PKK elebaşının posterlerini açabiliyor.

Bu nasıl yasak diye sorunca, “katalog” diyorlar.

Nedir o katalog, terör yasakları kataloğu, diyorlar.

Yani Alman İçişlerinin emniyete verdiği bir yasak listesi var.

Örneğin o katalogda PKK elebaşının resminin bulunduğu poster, sarı renkli zemindeyse, yasak anlamına geliyor. Paçavranın rengi farklıysa, üzerinde PKK yazsa da, Öcalan’ın resmi olsa da, yasak listesindekilerle yüzde yüz denklik göstermediğinden yasak kalkıyor.

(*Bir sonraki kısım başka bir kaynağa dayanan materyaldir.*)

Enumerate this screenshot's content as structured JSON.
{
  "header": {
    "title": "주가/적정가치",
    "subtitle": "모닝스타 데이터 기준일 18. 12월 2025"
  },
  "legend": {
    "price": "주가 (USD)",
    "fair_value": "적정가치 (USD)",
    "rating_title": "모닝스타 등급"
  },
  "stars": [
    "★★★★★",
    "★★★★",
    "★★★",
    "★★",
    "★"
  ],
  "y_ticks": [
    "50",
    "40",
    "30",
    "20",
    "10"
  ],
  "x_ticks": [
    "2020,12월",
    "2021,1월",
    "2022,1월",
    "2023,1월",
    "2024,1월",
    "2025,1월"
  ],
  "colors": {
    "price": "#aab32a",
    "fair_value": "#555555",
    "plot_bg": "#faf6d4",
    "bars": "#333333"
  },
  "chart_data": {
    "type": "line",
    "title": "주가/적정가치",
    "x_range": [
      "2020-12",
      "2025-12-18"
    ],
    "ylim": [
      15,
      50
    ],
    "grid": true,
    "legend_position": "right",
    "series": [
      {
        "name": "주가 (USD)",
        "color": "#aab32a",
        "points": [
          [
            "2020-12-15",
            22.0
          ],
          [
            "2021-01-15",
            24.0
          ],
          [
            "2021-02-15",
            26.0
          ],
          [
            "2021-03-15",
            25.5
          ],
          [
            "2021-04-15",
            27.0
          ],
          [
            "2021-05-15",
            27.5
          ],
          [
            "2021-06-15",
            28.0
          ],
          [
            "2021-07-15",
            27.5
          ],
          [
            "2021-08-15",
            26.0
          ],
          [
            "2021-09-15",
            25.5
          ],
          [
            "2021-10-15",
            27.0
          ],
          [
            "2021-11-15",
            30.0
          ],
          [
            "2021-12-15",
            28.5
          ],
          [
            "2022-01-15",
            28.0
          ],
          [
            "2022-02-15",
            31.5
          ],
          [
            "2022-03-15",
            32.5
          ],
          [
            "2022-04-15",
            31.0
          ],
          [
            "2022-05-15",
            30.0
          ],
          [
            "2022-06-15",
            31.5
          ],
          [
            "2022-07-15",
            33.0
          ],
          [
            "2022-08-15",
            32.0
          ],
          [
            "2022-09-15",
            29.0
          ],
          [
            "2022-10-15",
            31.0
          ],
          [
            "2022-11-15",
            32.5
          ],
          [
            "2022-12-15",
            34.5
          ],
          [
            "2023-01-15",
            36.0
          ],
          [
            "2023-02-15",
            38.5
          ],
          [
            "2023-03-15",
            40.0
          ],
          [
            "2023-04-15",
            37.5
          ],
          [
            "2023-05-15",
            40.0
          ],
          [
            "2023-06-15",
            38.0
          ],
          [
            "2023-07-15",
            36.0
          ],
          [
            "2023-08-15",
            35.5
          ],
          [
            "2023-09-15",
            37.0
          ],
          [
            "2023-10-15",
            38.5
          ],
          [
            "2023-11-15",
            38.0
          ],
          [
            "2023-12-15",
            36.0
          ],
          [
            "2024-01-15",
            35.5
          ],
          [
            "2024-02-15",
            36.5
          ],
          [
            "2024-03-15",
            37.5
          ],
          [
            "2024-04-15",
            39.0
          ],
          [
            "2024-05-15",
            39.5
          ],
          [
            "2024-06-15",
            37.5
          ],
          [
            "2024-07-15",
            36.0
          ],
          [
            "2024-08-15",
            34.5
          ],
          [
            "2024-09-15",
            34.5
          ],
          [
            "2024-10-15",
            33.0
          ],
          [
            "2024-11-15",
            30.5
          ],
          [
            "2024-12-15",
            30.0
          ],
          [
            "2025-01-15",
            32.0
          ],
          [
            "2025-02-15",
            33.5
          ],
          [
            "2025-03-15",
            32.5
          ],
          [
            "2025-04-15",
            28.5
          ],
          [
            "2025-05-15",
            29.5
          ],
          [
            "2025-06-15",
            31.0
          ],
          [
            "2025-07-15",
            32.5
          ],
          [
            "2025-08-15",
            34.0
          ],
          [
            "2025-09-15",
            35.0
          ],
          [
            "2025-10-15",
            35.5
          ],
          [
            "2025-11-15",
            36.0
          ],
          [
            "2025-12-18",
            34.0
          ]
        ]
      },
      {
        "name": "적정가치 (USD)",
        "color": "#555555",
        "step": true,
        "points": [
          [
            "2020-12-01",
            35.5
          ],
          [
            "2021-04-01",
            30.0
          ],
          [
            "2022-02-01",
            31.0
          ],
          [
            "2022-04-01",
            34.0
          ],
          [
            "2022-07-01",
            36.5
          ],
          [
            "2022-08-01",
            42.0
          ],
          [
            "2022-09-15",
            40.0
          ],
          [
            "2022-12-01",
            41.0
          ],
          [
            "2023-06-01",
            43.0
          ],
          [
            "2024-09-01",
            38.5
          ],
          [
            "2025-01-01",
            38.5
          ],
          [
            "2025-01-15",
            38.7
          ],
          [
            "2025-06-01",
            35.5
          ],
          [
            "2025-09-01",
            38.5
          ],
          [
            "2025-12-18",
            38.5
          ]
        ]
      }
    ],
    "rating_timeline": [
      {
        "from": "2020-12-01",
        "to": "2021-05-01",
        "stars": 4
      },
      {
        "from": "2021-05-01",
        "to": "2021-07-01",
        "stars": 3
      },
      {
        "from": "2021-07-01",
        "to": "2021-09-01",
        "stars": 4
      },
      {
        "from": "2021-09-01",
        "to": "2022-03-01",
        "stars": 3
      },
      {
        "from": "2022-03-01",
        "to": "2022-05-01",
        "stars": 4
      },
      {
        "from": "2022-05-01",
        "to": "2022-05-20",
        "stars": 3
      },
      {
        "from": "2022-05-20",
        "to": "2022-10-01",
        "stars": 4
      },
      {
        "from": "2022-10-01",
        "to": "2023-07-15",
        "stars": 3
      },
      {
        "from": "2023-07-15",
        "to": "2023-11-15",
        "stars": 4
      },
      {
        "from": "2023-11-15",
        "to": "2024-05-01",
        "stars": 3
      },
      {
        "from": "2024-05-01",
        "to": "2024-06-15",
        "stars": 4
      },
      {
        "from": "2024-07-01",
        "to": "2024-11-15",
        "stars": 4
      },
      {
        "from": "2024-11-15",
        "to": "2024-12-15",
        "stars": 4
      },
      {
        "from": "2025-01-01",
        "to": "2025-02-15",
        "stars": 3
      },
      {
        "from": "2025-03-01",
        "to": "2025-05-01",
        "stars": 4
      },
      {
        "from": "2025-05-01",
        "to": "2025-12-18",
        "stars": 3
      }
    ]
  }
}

PKK’lılar bu işi yıllar önce çözmüş, listeyi biliyorlar, ona göre farklı isimlerde, farklı renklerde paçavralarla meydanlara inebilip, terör propagandalarını gayet rahat bir şekilde yapabiliyorlar.

Emniyetin elindeki yasak listesinde PKK’ya ait derneklerin isimleri var.

Terör örgütü o listedekilerin dışında bir isim buluyor ve derneğin tabelasını değiştirip, terör faaliyetini Alman kanunlarına uygun bir şekle sokabiliyor.

Buradan bakınca Alman İçişleri Bakanlığının “14500 PKK’lı var” beyanı da eksik kalıyor.

Çünkü bu 14500 kişi Alman emniyetinin elindeki yasak listesinde kaydı olanlar.

Peki ya hokus pokus yapanlar ne olacak?

Ama eğer terörist, yasak listesinde ismi olmayan tabela değişikliği yapılmış PKK derneğine üyeyse o zaman Alman İçişlerinin 14500 kişilik PKK’lı listesinden çok daha fazlası var, demek.

Onların sayısını vermiyorlar. Oysa Alman istihbaratı kimin ne olduğunu çok iyi biliyor.

Almanya PKK’ya böylesine sahip çıkarak, yıllarca Türkiye’de terör faaliyetlerine girişti.

Şimdi yapamayacaklar.

Çünkü Türkiye Alman PKK’lıları ülkeye sokmayacak.

Bundan rahatsız oluyorlar.

Çünkü bunların sadece terörist olmama ihtimali de var.

Bir çoğunun Alman istihbaratı için casusluk yaptığı biliniyor.

PKK’nın Hendek saldırılarında Sur’da, Cizre’de televizyon muhabiri, gazeteci kılığına girip, halkı kışkırtmaya kalkıyor, askerimizi polisimizi suçlu göstermeye çalışıyor, uluslararası kamuoyunda algı oluşturuyor, medya dışında sahada istihbarat topluyor, PKK terör örgütüne direk yataklık ediyorlardı.

Almanya’daki firari FETÖ’cüler de öyle. 15 Temmuz sonrası kaçıp gidenler, Alman istihbaratı tarafından kullanılıyor.

Alman istihbaratının 2017 ve 2018 yıllarında FETÖ’ye bütçe ayırdığı ortaya çıktı.

Bu durum Alman vekiller tarafından meclise sorulduğunda Merkel hükümeti “istihbarat faaliyetlerine zarar gelebileceği için bunları kamuyla paylaşamayız” cevabını verdi.

Kendi sınırlarında PKK’yı da FETÖ’yü da kullanmaya devam edecekler.

Ama Türkiye’de yapamayacaklar.

Ve 31 Mart yerel seçimleri öncesinde bunu yapamayacak olmalarının bilincindeler.

İşte o yüzden Türkiye’nin gayet haklı olduğu bir meselede, “teröristleri ülkemize sokmayacağız” kararına bozuluyorlar.